L’opposizione all’esecuzione tributaria è trasferita al giudice tributario: in quali casi?

Nel DDL Delega per la riforma fiscale si torna nuovamente sul tema della giustizia tributaria, con interventi più mirati e selettivi rispetto a quanto già contenuto nella precedente Legge del 31 agosto 2022, n. 130. Tra le possibili novità, trovano spazio le opposizioni regolate dagli articoli 615, secondo comma e 617, c.p.c., che saranno proponibili dinnanzi al giudice tributario, con le modalità previste dal D.Lgs. n. 546/1992, solo in determinati casi.

Quindi, si andrà a modificare l’art. 57, D.P.R. n. 602/1973, consentendo al ricorrente di proporre l’opposizione all’esecuzione e l’opposizione agli atti esecutivi davanti al giudice tributario solo laddove si lamenti la mancata o invalida notificazione della cartella di pagamento oppure dell’intimazione di pagamento di cui all’art. 50, comma 2, D.P.R. n. 602/1973, tenendo conto sia delle indicazioni della Corte costituzionale (sent. 114/2018) e della successiva giurisprudenza di legittimità.

Così in tali situazioni, invece che proporre l’opposizione davanti al giudice civile, si dovrà adire quello tributario, ossia la Corte di Giustizia tributaria competente.

La vicenda

Con atto di citazione ex art. 615, comma 1, c.p.c., proposto innanzi al giudice ordinario – nella specie il Tribunale di Catanzaro – un contribuente impugnava un’intimazione di pagamento, notificata dall’Agenzia delle Entrate-Riscossione, con riferimento alle pretese di pagamento, relative ad IRAP, contenute in tre cartelle di pagamento, per le annualità 2011, 2012 e 2012, in quanto era maturata la prescrizione quinquennale delle stesse.
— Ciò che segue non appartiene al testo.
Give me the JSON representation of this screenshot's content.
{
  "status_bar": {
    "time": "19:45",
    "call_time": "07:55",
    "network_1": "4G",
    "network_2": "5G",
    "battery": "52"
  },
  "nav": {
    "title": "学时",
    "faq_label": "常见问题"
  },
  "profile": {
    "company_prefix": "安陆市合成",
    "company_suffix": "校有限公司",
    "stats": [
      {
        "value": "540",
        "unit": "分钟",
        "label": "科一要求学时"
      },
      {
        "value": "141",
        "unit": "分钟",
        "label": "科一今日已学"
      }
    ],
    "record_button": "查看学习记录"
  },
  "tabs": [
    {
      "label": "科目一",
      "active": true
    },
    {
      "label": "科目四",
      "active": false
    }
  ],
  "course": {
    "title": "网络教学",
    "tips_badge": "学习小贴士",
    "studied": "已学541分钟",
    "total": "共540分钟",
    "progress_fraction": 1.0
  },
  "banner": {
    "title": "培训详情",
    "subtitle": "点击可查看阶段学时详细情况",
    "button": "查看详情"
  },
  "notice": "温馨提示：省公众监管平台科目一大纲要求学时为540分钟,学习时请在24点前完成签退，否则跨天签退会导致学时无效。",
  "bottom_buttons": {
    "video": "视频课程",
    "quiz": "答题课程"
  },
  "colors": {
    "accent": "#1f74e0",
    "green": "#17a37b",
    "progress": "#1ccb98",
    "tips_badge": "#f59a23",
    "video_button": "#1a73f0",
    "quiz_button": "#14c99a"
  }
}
L’Ente, costituitosi in giudizio, eccepiva il difetto di giurisdizione del giudice ordinario in favore di quello tributario, chiedendo altresì la riunione del giudizio, per ragioni di connessione, con altro pendente tra le stesse parti dinnanzi ad altro giudice della medesima sezione del Tribunale di Catanzaro.

Il giudice di prime cure, nel rigettare la domanda attorea, ha ritenuto che la prescrizione del credito erariale, ossia di un fatto estintivo incidente in senso sostanziale sulla pretesa tributaria, maturata dopo la notifica della cartella di pagamento ma prima della notifica dell’intimazione di pagamento, doveva essere fatta valere dinnanzi al giudice tributario, titolato della giurisdizione in materia (ad esclusione delle sole controversie inerenti agli atti dell’esecuzione forzata tributaria successivi alla notificazione della cartella di pagamento).

Così il Tribunale di Catanzaro, dichiarando il difetto di giurisdizione, ha condannato altresì il contribuente al pagamento delle spese legali dell’ente della riscossione.

Riferimenti normativi

Art. 2, D.Lgs. n. 546/1992

Art. 19, D.Lgs. n. 546/1992

Art. 615 c.p.c.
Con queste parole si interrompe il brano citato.